There are only so many high-quality information sources in the world, but there are also only so many years publishers can afford to give away their most valuable asset while waiting for a market to materialise.
Roberts emphasised that the decisions made in 2026 determine whether we’re building toward something sustainable or just delaying the inevitable. The fundamental question isn’t whether AI needs publishers—obviously it does, especially as quality becomes the differentiator.
The real question is whether publishers can extract appropriate value before they’ve destroyed their own negotiating position by giving away too much for free.
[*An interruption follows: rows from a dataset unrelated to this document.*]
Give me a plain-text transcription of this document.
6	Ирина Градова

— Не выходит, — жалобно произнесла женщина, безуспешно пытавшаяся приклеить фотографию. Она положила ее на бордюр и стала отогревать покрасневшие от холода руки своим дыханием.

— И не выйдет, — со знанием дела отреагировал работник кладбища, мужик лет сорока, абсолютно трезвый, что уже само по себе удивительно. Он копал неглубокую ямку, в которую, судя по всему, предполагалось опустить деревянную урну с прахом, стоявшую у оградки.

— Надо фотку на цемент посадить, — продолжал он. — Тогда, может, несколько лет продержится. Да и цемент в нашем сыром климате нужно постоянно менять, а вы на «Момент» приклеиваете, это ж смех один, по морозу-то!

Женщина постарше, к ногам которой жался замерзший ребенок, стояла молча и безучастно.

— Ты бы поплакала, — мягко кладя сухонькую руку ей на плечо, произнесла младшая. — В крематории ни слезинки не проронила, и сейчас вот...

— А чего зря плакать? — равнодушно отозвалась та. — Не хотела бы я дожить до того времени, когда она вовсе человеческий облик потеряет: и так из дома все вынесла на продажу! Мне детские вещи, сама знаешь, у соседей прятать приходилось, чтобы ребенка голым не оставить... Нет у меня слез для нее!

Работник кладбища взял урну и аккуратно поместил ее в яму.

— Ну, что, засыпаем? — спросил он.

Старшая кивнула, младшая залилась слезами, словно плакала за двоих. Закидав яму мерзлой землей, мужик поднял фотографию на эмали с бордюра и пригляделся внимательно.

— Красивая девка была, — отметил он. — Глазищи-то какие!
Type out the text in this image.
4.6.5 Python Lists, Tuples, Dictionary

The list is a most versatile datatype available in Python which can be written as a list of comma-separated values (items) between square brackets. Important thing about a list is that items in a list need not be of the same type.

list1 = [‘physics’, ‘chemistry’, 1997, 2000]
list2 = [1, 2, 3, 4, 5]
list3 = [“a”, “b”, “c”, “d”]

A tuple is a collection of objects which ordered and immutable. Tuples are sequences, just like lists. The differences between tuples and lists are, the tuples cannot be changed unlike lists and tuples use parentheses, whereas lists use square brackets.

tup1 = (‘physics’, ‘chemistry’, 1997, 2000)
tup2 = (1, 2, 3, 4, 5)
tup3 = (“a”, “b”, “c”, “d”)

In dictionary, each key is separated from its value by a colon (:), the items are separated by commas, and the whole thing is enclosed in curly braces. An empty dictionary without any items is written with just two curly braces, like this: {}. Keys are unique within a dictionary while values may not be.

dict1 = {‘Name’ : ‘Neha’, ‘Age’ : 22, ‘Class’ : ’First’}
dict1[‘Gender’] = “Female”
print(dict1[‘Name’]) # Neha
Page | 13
Why This Needed an Outsider’s View
Perhaps what’s most valuable about Roberts’ perspective is that he comes from outside the traditional media world. His background in astrophysics and advertising models means he understands the technical requirements AI companies have while also grasping the economic realities publishers face.
Sometimes you need someone who isn’t embedded in industry politics to point out that the emperor has no clothes. Roberts’ work at People.Inc is building the infrastructure that makes a functional licensing market possible—not just in theory, but in practice.
Whether publishers can get organised fast enough to use it is another question. Whether AI companies will participate in good faith remains an open question. But at least someone’s building the tools rather than just talking about the problem.
The question is whether anyone’s listening.